To summarize how I see it, with questions, so far:

  • You want to be able to do the following operations on A's
    • Shorten
    • Lengthen
    • Combine when they are adjacent, combining two or more into one
    • Punch holes in them by removing a period, and thus splitting it
  • B's that are still contained within an A after the above update, relink if necessary
  • B's that were contained, but are now entirely outside, delete them
  • B's that were contained, but are now partially outside, Edit: Delete these, ref data integrity
  • For all the above operations, do the least minimum work necessary to bring the data in line with the operations (instead of just removing everything and inserting anew)

I'll work on an implementation in C# that might work when I get home from work, I'll come back with more later tonight.

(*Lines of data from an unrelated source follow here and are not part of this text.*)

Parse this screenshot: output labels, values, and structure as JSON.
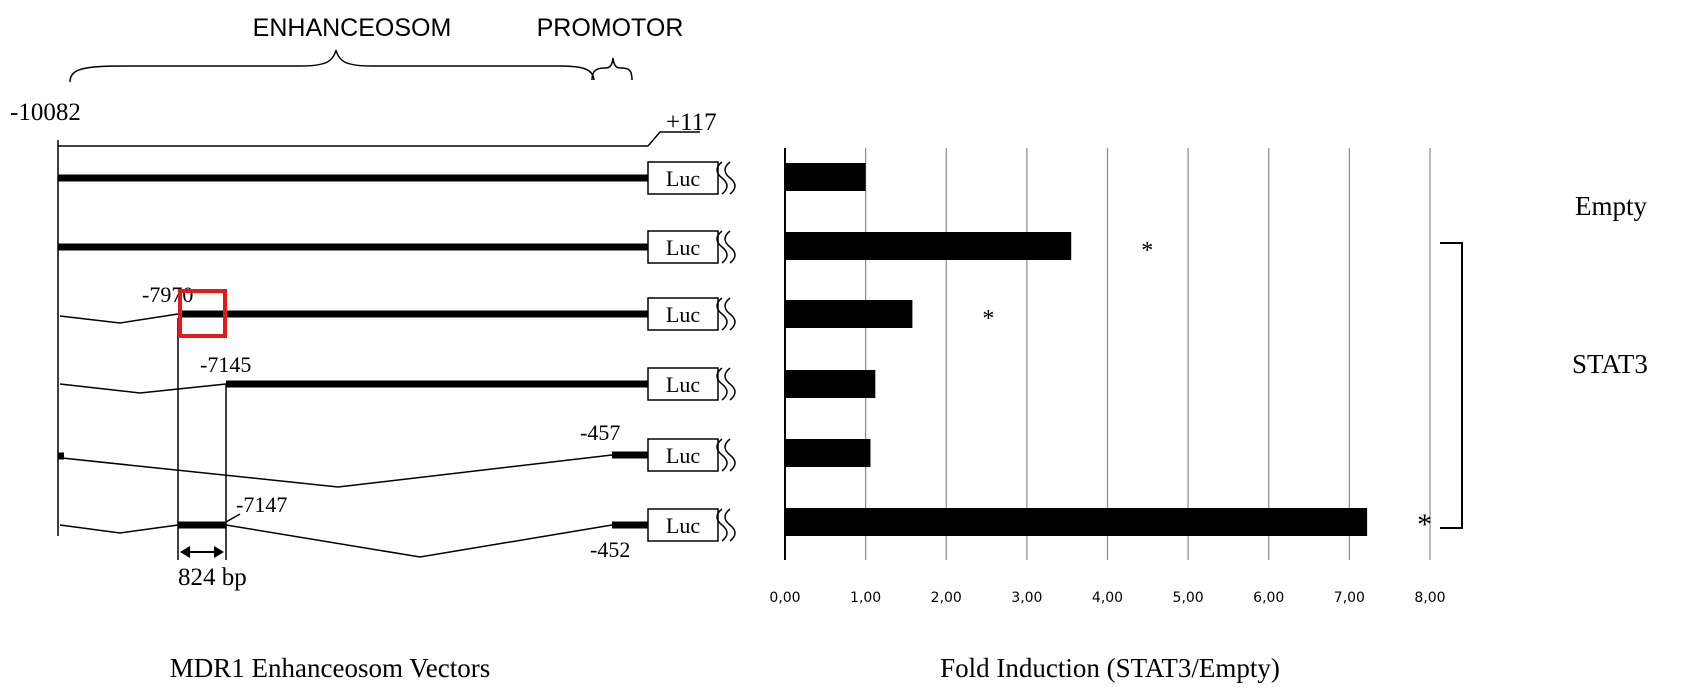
{
  "header": {
    "enhanceosom_label": "ENHANCEOSOM",
    "promotor_label": "PROMOTOR"
  },
  "vectors": {
    "caption": "MDR1 Enhanceosom Vectors",
    "start_coord": "-10082",
    "end_coord": "+117",
    "reporter_label": "Luc",
    "coords": {
      "c7970": "-7970",
      "c7145": "-7145",
      "c457": "-457",
      "c7147": "-7147",
      "c452": "-452"
    },
    "span_label": "824 bp",
    "highlight_color": "#e31a1c"
  },
  "chart_data": {
    "type": "bar",
    "orientation": "horizontal",
    "title": "",
    "xlabel": "Fold Induction (STAT3/Empty)",
    "ylabel": "",
    "xlim": [
      0,
      8
    ],
    "ticks": [
      "0,00",
      "1,00",
      "2,00",
      "3,00",
      "4,00",
      "5,00",
      "6,00",
      "7,00",
      "8,00"
    ],
    "grid": true,
    "values": [
      1.0,
      3.55,
      1.58,
      1.12,
      1.06,
      7.22
    ],
    "significance": [
      "",
      "*",
      "*",
      "",
      "",
      "*"
    ],
    "group_labels": {
      "empty": "Empty",
      "stat3": "STAT3"
    },
    "bar_color": "#000000"
  }
}
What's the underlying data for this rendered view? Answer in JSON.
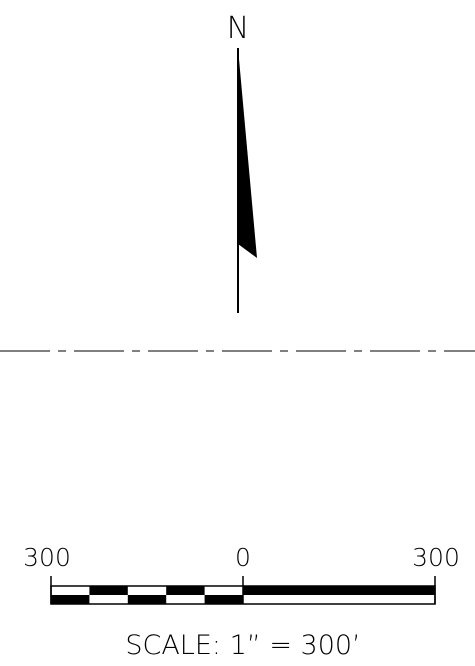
{
  "north_arrow": {
    "label": "N"
  },
  "scale_bar": {
    "left_label": "300",
    "center_label": "0",
    "right_label": "300",
    "caption": "SCALE:  1”  = 300’",
    "left_segments": 5,
    "color": "#000000"
  },
  "colors": {
    "background": "#ffffff",
    "ink": "#000000"
  }
}
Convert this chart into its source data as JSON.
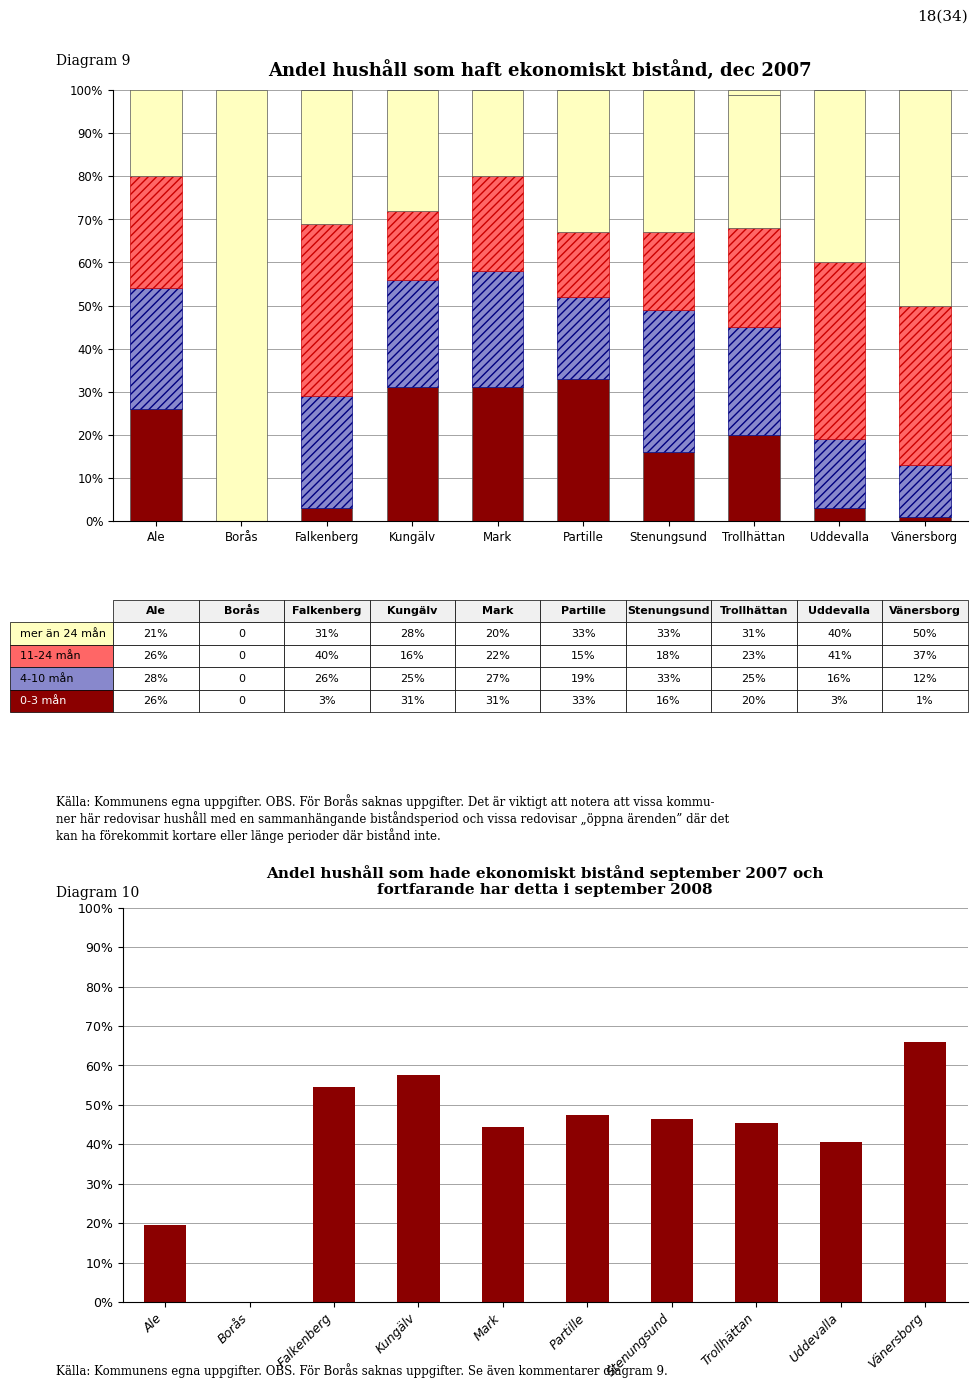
{
  "page_number": "18(34)",
  "diagram9_label": "Diagram 9",
  "diagram10_label": "Diagram 10",
  "chart1_title": "Andel hushåll som haft ekonomiskt bistånd, dec 2007",
  "chart2_title": "Andel hushåll som hade ekonomiskt bistånd september 2007 och\nfortfarande har detta i september 2008",
  "categories": [
    "Ale",
    "Borås",
    "Falkenberg",
    "Kungälv",
    "Mark",
    "Partille",
    "Stenungsund",
    "Trollhättan",
    "Uddevalla",
    "Vänersborg"
  ],
  "series": {
    "mer_an_24": [
      21,
      0,
      31,
      28,
      20,
      33,
      33,
      31,
      40,
      50
    ],
    "11_24": [
      26,
      0,
      40,
      16,
      22,
      15,
      18,
      23,
      41,
      37
    ],
    "4_10": [
      28,
      0,
      26,
      25,
      27,
      19,
      33,
      25,
      16,
      12
    ],
    "0_3": [
      26,
      0,
      3,
      31,
      31,
      33,
      16,
      20,
      3,
      1
    ]
  },
  "table_data": [
    [
      "21%",
      "0",
      "31%",
      "28%",
      "20%",
      "33%",
      "33%",
      "31%",
      "40%",
      "50%"
    ],
    [
      "26%",
      "0",
      "40%",
      "16%",
      "22%",
      "15%",
      "18%",
      "23%",
      "41%",
      "37%"
    ],
    [
      "28%",
      "0",
      "26%",
      "25%",
      "27%",
      "19%",
      "33%",
      "25%",
      "16%",
      "12%"
    ],
    [
      "26%",
      "0",
      "3%",
      "31%",
      "31%",
      "33%",
      "16%",
      "20%",
      "3%",
      "1%"
    ]
  ],
  "legend_labels": [
    "mer än 24 mån",
    "11-24 mån",
    "4-10 mån",
    "0-3 mån"
  ],
  "chart2_values": [
    19.5,
    0,
    54.5,
    57.5,
    44.5,
    47.5,
    46.5,
    45.5,
    40.5,
    66
  ],
  "caption1": "Källa: Kommunens egna uppgifter. OBS. För Borås saknas uppgifter. Det är viktigt att notera att vissa kommu-\nner här redovisar hushåll med en sammanhängande biståndsperiod och vissa redovisar „öppna ärenden” där det\nkan ha förekommit kortare eller länge perioder där bistånd inte.",
  "caption2": "Källa: Kommunens egna uppgifter. OBS. För Borås saknas uppgifter. Se även kommentarer diagram 9.",
  "bar_color_dark": "#8B0000",
  "color_yellow": "#FFFFC0",
  "color_red_hatch": "#FF6666",
  "color_blue_hatch": "#8888CC",
  "ec_red": "#CC0000",
  "ec_blue": "#000080"
}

Edit Here's a stab at an algorithm.

  1. Optimize the new list first (ie. combine adjacent periods, etc.)
  2. "merge" this list with the master periods in the database in the following way:
    1. keep track of where in both lists (ie. new and existing) you are
    2. if the current new period is entirely before the current existing period, add it, then move to the next new period
    3. if the current new period is entirely after the current existing period, remove the existing period and all its child periods, then move to the next existing period
    4. if the two overlap, adjust the current existing period to be equal to the new period, in the following way, then move on to the next new and existing period
      1. if new period starts before existing period, simply move the start
      2. if new period starts after existing period, check if any child periods are in the difference-period, and remember them, then move the start
      3. do the same with the other end
  3. with any periods you "remembered", see if they needs to be relinked or deleted

You should create a massive set of unit tests and make sure you cover all combinations of modifications.

Lasse V. Karlsen
Hi lassevk, thanks for the response. Yes, it is the first scenario (B is totally contained within A). I'll try to add a concrete example to my request.
Adam Bellaire
lassevk, I regret that I have but one upvote to give for your well-thought out response. I'll probably try to implement this tomorrow morning!
Adam Bellaire
No worries .. I have one too :)
Learning